You should also think about your taxes. Just because you can work from anywhere doesn’t mean you have to work from anywhere, so writing off any travel expenses can be challenging . The IRS states that in order to write off expenses, they must be “normal and necessary,” and this is how they define it:

Ordinary expenses are expenses that are common and acceptable in your trade, business or profession.

Necessary expenses are those that are useful and appropriate for your business. Costs do not have to be considered necessary.

If you’re a freelance blogger who writes regularly about travel, you may be able to write off some of your spending on digital nomads. On the other hand, if you are a freelance web designer, you will probably find it harder to justify the trip.

Either way, you are still eligible for a home office deduction just like any other telecommuting worker. Tax strategist and audit expert Tiffany Stokes told us:

Digital nomads are subject to the same tax consequences as those who work from home. Their place of residence and income is considered their tax home. They can take a deduction from the home office. If they are renting a room or hotel, they need to know how much of that space counts as their office in order to properly deduct the correct amount.

However, the rules are quickly getting complicated. Generally, if you are a US resident, you will have to pay taxes on your worldwide income. You are also not subject to income tax in most other countries unless you become a resident, but this may change if you stay in the country for too long. Here’s howStuart Patton, a tax attorney and expatriate entrepreneur, puts it :

Countries quite often treat someone as a resident for tax purposes only if they stay in the country for at least 6 months. It is often possible to restart the watch simply by jumping over the border for at least 24 hours.

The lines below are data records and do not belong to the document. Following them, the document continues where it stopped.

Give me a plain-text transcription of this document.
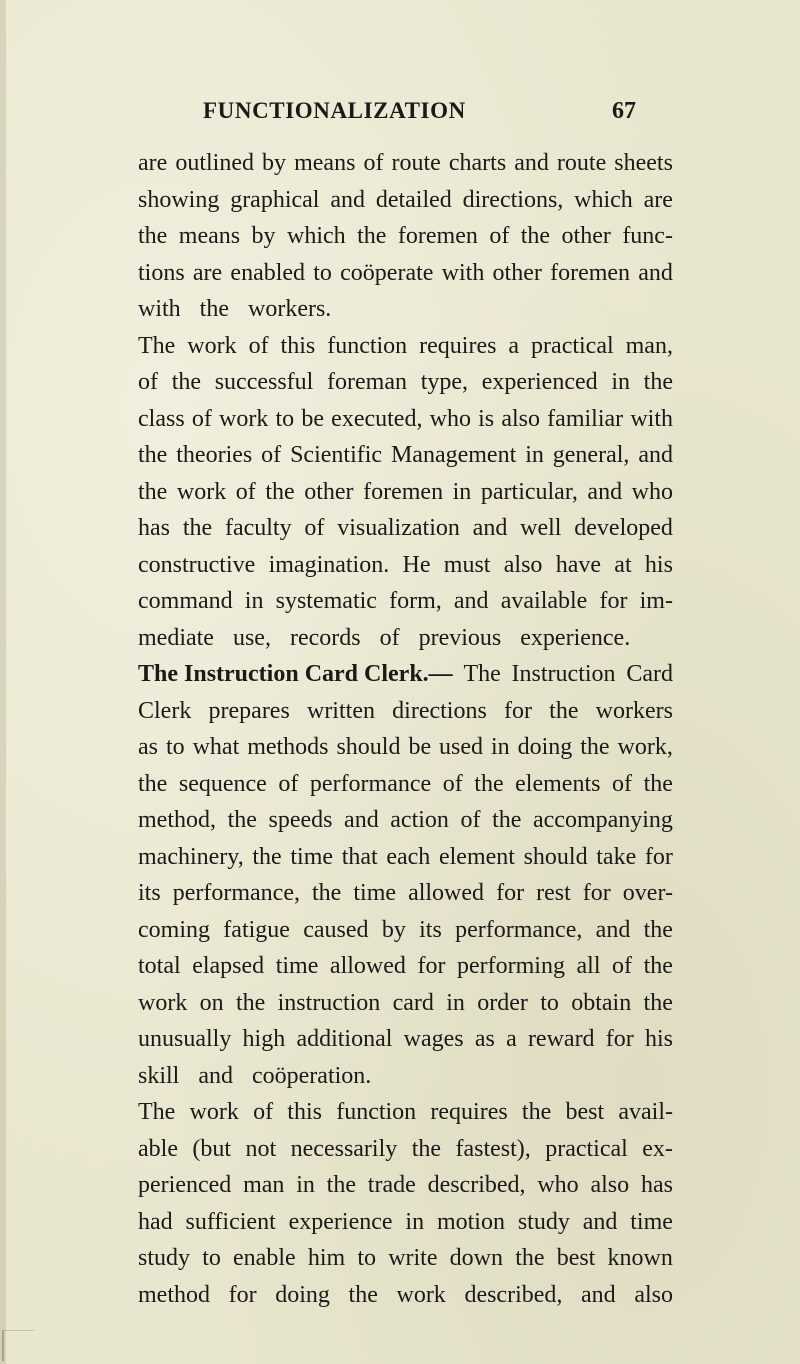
FUNCTIONALIZATION	67
are outlined by means of route charts and route sheets
showing graphical and detailed directions, which are
the means by which the foremen of the other func-
tions are enabled to coöperate with other foremen and
with the workers.
The work of this function requires a practical man,
of the successful foreman type, experienced in the
class of work to be executed, who is also familiar with
the theories of Scientific Management in general, and
the work of the other foremen in particular, and who
has the faculty of visualization and well developed
constructive imagination. He must also have at his
command in systematic form, and available for im-
mediate use, records of previous experience.
The Instruction Card Clerk.— The Instruction Card
Clerk prepares written directions for the workers
as to what methods should be used in doing the work,
the sequence of performance of the elements of the
method, the speeds and action of the accompanying
machinery, the time that each element should take for
its performance, the time allowed for rest for over-
coming fatigue caused by its performance, and the
total elapsed time allowed for performing all of the
work on the instruction card in order to obtain the
unusually high additional wages as a reward for his
skill and coöperation.
The work of this function requires the best avail-
able (but not necessarily the fastest), practical ex-
perienced man in the trade described, who also has
had sufficient experience in motion study and time
study to enable him to write down the best known
method for doing the work described, and also
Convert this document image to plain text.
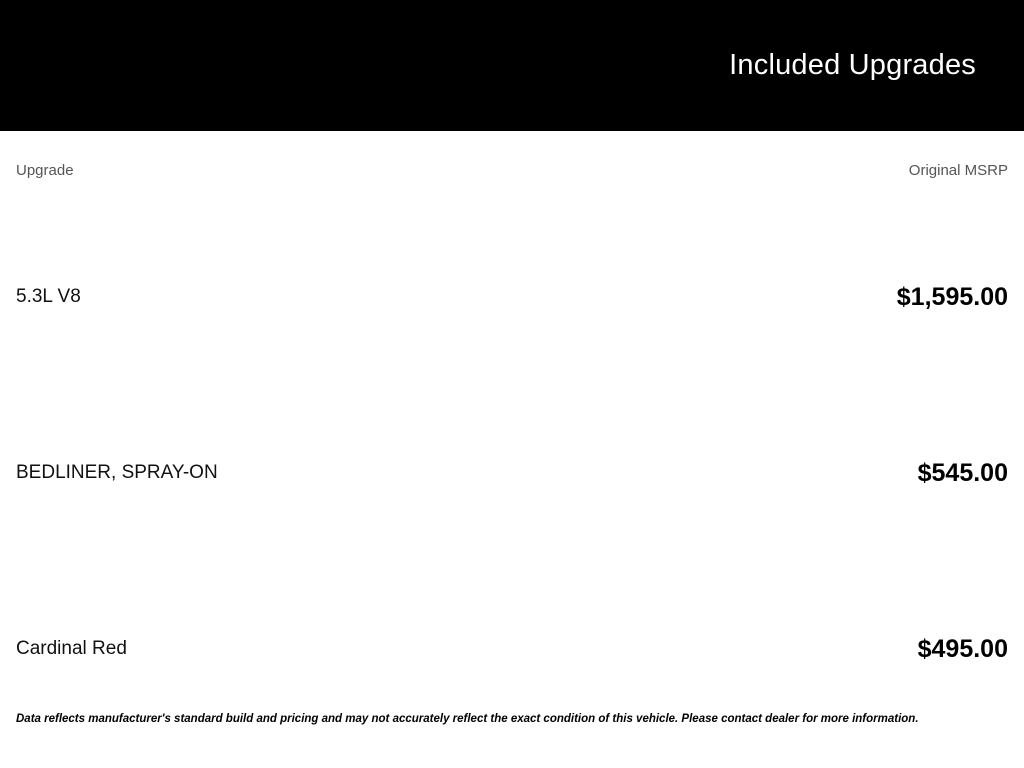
Included Upgrades
Upgrade	Original MSRP
5.3L V8	$1,595.00
BEDLINER, SPRAY-ON	$545.00
Cardinal Red	$495.00
Data reflects manufacturer's standard build and pricing and may not accurately reflect the exact condition of this vehicle. Please contact dealer for more information.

So, just don’t stay in any country for more than six months a year, and you generally shouldn’t be subject to income tax outside the United States.

Patton is detailed in his full text, but it is probably best to work with a tax professional who understands these things. Use the IRS ‘Preparer Directory to find a legitimate professional, then schedule a pre-trip and after-tax appointment in April.

With the right preparation, you can work and travel at the same time if you have the ability to work from anywhere.

Stephanie admits that the digital lifestyle of nomads cannot be sustainable in the long term (mostly for sanity, she says). In the end, you have to go home, regroup and, you know, pick up your mail. However, it’s a great option if you want to see the world without disrupting your work.